Il Fadibonni, vedendosi capitato in male branche, fa greppo come 1 fanciulli in procinto di piangere, e gagnolando dice:

— Ma perchè ti provo tanto nemico? Ti ho offeso forse nell’onore? Nella vita?

— No; tu mi hai unicamente portato via quattrini e di molti. Adesso mi capita il destro di rifarmi e me ne approfitto.

— E quando ti ho rubato denari io?

— To’! Questa è nuova di zecca; quante volte tu hai giocato meco, tante non mi hai pelato da mettermi addirittura nello spiedo?

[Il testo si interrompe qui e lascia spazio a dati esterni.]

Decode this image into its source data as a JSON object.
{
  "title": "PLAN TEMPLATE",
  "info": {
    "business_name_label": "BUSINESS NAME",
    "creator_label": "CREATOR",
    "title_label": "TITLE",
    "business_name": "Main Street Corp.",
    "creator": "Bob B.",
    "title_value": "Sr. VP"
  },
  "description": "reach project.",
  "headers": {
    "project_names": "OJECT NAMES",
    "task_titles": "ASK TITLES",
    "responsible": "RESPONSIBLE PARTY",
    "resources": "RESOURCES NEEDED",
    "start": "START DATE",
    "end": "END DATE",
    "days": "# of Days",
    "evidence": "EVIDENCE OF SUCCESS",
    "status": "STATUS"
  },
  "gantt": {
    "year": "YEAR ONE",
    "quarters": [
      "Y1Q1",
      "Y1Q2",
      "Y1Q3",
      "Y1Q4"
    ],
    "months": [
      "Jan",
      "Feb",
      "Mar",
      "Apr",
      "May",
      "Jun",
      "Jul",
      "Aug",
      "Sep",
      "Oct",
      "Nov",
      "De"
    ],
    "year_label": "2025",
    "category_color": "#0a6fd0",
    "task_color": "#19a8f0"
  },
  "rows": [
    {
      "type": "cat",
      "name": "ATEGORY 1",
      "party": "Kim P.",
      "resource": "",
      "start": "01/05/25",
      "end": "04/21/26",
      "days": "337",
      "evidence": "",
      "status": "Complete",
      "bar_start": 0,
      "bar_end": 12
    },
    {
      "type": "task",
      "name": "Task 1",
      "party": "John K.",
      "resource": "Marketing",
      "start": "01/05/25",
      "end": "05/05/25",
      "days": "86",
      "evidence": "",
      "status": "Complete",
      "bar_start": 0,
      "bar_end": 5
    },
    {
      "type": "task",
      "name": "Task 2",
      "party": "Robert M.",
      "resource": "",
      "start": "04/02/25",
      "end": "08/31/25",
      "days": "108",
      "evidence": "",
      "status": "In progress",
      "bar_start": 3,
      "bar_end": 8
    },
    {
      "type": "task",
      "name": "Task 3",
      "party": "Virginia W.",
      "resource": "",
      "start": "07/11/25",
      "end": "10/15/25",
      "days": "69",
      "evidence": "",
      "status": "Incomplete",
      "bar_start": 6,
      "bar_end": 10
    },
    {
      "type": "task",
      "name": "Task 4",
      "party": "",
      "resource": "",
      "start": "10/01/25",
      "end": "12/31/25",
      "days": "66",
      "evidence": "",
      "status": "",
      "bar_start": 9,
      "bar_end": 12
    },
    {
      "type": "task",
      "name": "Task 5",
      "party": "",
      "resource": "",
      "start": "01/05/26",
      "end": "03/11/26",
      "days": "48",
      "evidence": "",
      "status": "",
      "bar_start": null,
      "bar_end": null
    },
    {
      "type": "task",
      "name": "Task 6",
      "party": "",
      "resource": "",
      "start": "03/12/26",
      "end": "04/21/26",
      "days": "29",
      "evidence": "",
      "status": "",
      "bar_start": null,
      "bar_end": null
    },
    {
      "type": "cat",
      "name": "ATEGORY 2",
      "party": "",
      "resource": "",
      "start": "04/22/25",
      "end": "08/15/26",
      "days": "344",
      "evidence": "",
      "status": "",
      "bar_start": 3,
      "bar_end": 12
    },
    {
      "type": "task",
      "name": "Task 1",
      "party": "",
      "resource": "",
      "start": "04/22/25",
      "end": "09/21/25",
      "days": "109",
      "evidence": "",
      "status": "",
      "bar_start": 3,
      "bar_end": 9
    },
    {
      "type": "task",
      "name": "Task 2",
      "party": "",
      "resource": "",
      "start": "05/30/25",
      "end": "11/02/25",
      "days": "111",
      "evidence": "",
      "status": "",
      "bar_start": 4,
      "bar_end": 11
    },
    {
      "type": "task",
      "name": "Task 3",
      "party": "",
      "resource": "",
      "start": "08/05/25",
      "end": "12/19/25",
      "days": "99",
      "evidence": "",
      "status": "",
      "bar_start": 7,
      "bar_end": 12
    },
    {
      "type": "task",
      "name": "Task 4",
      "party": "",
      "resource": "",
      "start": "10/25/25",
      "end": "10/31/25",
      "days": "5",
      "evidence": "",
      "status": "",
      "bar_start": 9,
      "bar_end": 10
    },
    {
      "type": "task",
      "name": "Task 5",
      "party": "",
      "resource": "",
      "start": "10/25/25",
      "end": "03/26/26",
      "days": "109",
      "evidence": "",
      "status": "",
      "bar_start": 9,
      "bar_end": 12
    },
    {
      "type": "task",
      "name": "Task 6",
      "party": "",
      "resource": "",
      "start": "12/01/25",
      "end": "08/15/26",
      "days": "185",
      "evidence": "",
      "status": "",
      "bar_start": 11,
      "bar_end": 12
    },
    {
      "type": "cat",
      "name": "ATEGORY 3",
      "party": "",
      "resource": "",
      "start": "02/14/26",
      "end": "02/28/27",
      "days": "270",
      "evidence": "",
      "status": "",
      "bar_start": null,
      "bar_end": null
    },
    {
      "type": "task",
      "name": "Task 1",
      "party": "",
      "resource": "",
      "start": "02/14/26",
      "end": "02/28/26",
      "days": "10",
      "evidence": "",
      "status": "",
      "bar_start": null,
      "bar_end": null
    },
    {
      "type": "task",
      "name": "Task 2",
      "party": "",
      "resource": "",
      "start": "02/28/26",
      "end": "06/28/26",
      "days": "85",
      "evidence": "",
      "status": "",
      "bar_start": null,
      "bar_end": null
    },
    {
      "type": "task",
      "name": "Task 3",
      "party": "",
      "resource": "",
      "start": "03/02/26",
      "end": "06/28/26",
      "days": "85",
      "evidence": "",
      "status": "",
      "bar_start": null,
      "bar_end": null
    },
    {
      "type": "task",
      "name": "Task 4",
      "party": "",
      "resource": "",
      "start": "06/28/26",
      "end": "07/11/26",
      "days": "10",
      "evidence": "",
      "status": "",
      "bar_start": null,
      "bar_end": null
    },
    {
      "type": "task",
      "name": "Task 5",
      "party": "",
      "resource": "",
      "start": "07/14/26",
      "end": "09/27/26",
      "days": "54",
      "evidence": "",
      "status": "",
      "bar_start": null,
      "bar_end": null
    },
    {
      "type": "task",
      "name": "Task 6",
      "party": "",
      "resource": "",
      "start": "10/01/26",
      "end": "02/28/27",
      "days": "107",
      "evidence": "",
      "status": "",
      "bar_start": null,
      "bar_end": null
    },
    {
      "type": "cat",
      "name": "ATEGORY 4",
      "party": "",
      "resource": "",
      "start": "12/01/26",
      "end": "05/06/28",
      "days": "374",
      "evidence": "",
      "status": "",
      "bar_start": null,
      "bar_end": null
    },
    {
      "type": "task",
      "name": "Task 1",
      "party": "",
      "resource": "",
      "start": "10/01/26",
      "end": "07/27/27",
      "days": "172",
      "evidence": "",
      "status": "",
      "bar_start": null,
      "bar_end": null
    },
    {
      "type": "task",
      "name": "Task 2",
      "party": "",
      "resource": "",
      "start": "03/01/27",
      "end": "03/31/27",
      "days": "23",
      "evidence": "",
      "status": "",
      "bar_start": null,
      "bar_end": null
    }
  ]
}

— Io gioco da gentiluomo; tanto vero questo, che per colpa del gioco mi trovo scorticato.

— Amor mio, ciò, se è vero, significa che tu, più esperto di me, mi hai divorato, ed essendoti poi imbattuto in persona più capace di te, ti ha divorato; in terra e in mare pescicani; chi sa che non abbiamo a trovarne anche in cielo.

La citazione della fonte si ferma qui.